Franck Sorbier: Over the years, Franck Sorbier has been presenting on the fringes of the couture, quietly cultivating a small client base with his fanciful, yet wearable, confections. This outing, he continued in that familiar key, while adding a dash of exoticism by taking inspiration from the rich aesthetic of French interior decorator Jacques Garcia, to whom the collection was dedicated. Sorbier staged the show in a theater, with models posing on a stage decorated with zebra-skin rugs, tribal art and other offbeat accoutrements fit for an eccentric aesthete. He even brought a live pony on stage at one point, and had another model holding a trio of birds.
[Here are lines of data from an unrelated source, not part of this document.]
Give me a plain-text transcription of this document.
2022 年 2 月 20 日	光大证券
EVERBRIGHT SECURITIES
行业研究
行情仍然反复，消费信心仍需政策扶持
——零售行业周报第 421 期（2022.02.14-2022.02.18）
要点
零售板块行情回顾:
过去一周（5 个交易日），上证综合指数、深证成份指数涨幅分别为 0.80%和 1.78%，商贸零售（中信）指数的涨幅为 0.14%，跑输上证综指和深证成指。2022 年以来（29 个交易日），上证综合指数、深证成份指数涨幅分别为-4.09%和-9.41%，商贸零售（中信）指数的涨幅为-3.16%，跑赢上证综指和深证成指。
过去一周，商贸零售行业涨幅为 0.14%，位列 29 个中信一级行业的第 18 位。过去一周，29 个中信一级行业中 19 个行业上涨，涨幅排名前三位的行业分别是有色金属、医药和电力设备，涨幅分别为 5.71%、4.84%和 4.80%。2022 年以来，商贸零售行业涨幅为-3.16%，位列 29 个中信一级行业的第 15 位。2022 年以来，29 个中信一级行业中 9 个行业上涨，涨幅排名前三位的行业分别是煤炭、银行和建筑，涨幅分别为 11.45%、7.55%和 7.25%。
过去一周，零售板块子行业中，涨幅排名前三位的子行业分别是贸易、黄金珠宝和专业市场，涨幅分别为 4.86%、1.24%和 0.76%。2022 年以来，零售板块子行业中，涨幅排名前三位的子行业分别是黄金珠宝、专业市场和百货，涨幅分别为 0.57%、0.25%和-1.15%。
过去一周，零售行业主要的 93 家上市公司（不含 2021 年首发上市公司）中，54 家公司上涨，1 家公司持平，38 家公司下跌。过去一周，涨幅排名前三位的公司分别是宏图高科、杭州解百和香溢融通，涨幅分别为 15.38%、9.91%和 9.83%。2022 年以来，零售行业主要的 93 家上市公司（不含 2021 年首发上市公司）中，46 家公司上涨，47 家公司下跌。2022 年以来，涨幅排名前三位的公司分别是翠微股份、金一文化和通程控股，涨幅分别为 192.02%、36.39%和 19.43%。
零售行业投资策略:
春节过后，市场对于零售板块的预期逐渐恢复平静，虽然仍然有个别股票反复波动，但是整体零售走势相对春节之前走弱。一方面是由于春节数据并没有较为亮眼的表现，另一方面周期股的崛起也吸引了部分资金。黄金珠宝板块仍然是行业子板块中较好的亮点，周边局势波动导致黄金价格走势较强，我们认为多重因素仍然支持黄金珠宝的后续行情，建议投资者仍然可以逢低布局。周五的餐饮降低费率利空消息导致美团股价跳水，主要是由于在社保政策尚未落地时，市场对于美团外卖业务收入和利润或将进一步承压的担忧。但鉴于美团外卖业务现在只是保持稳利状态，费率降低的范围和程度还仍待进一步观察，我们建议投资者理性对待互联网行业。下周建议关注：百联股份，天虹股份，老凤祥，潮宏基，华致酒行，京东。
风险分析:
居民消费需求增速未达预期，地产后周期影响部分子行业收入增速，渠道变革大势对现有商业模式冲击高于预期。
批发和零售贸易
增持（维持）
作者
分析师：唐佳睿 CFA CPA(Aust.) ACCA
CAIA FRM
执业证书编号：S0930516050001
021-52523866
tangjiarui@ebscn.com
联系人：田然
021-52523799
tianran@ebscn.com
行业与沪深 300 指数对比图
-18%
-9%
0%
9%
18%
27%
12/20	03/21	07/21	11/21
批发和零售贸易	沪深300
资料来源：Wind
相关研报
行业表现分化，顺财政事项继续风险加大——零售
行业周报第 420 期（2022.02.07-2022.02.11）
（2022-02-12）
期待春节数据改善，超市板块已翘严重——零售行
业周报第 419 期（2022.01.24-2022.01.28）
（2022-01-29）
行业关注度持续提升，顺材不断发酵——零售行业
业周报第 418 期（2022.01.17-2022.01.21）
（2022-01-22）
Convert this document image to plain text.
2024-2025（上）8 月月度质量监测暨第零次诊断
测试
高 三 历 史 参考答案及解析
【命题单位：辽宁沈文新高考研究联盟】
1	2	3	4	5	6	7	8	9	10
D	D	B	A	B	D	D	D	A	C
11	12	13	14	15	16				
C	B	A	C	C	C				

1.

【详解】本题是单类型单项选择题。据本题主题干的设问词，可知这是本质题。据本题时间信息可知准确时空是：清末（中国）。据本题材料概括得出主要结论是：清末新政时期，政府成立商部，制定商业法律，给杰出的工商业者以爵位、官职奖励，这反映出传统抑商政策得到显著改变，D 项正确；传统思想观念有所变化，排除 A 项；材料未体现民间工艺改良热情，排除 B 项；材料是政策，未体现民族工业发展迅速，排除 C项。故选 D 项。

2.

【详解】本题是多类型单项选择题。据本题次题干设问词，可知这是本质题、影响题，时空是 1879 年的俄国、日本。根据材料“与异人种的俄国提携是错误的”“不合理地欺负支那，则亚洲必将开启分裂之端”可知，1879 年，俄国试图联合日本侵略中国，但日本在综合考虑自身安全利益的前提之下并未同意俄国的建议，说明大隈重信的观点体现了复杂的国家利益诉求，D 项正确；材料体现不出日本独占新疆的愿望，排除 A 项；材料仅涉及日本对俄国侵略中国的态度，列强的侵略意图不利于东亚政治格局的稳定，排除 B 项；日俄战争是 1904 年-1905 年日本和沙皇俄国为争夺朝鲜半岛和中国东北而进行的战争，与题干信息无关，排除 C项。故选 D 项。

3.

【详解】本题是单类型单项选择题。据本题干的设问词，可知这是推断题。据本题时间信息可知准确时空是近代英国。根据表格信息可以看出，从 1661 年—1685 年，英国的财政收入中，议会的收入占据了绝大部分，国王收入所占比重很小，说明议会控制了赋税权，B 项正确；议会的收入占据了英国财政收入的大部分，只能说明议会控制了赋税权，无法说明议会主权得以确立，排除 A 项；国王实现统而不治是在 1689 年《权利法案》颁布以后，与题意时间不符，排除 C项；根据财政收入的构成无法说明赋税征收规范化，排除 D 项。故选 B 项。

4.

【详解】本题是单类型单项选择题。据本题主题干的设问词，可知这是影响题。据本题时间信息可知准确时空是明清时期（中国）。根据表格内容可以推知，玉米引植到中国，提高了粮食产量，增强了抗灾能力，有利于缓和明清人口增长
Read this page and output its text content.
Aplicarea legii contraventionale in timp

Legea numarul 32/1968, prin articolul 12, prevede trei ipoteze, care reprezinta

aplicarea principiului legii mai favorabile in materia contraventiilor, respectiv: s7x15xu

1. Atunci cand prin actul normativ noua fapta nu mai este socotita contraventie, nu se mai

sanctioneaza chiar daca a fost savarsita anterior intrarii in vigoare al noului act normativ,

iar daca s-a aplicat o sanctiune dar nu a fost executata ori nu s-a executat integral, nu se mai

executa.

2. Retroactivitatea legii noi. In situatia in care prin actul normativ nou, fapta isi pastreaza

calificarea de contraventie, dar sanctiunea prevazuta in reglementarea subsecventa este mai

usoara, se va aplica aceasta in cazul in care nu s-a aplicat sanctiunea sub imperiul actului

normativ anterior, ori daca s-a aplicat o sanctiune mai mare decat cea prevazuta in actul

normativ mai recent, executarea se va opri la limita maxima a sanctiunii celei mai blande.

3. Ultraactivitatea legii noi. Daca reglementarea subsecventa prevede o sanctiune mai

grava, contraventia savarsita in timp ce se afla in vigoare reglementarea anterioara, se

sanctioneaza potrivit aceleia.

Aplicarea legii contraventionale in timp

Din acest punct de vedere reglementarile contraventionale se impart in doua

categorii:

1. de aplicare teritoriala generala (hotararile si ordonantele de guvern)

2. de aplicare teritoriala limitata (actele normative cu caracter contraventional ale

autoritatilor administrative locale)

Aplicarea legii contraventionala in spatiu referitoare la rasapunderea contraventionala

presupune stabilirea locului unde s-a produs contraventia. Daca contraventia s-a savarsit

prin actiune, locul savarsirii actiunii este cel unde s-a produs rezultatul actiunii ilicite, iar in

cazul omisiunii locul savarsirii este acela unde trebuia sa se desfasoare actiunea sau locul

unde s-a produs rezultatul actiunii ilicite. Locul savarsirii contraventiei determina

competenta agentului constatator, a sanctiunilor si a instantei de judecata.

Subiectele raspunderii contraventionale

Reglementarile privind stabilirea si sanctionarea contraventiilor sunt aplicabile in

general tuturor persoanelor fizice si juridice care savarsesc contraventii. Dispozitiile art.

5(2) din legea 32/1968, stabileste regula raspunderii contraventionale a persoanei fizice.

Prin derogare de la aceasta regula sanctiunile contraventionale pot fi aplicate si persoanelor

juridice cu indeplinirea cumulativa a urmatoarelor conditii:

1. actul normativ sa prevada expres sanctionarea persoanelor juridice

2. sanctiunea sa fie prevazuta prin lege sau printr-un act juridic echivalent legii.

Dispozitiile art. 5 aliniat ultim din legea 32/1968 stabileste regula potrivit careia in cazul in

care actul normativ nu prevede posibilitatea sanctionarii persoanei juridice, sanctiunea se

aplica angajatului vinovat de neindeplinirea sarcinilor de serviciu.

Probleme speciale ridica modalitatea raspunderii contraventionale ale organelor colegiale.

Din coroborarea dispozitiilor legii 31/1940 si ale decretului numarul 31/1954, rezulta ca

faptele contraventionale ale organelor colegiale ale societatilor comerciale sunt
Though cute, the gimmicks never thoroughly astonished. But the likes of a lace dress embroidered with pearls, a columnar black opera gown or a coat printed with tarot cards were pretty enough to satisfy Sorbier’s loyal customers.

On Aura Tout Vu: Bulgarian design duo Livia Stoianova and Yassen Samouilov are known for their wacky antics. And in their couture collection On Aura Tout Vu, which translates into “We’ve seen it all,” they have outdone themselves. Imagine a dress cobbled together from cell phones (the model even answered a call to her dress) or a floor-length confection printed with postcards and then covered with Post-it notes, leaving a trail of yellow paper in its wake. Was there a meaning to the riot? If there was, it may have been in the messages flashing on the little TV screens attached to a chiffon dress, one of which read: “Comparing the incomparable.” How’s that for communication?

Boudicca: Ten black creations — and one silver dress — presented in a cold, dark room may not seem enough to add up to a successful collection. But Brian Kirkby and Zowie Broach, designers of the British label Boudicca, whittled their essence for the season into that brief — and obscure — statement. That doesn’t mean there wasn’t a soupçon of intrigue in their creations. A clinging lace dress or a puffy-sleeved blouse with a dramatic bow suggested that they gravitate to theatrical gestures. And sharp pantsuits or a jacket with a shoulder sculpted into a rounded form hinted at a talent for silhouettes. But their pensive production left one groping for a full idea of the designers’ voice — especially since this was their Paris couture debut.

This story first appeared in the January 26, 2007 issue of WWD. Subscribe Today.

Richard Rene: Young French designer Richard Rene, who trained with Jean Paul Gaultier, concentrated his energy on graphic plays on the classic smoking suit. But his versions were full of surprises. A long dress, for instance, when the model pivoted, turned out to be cropped in back, while a seemingly conservative skirt was cut short in back to reveal a pair of patent HotPants. His effort at subversion had its moments, as in a sleeveless tuxedo suit with geometric cutout decorations. And Rene has a way with shapes. But his point of view is still maturing, and one hopes that the best is yet to come.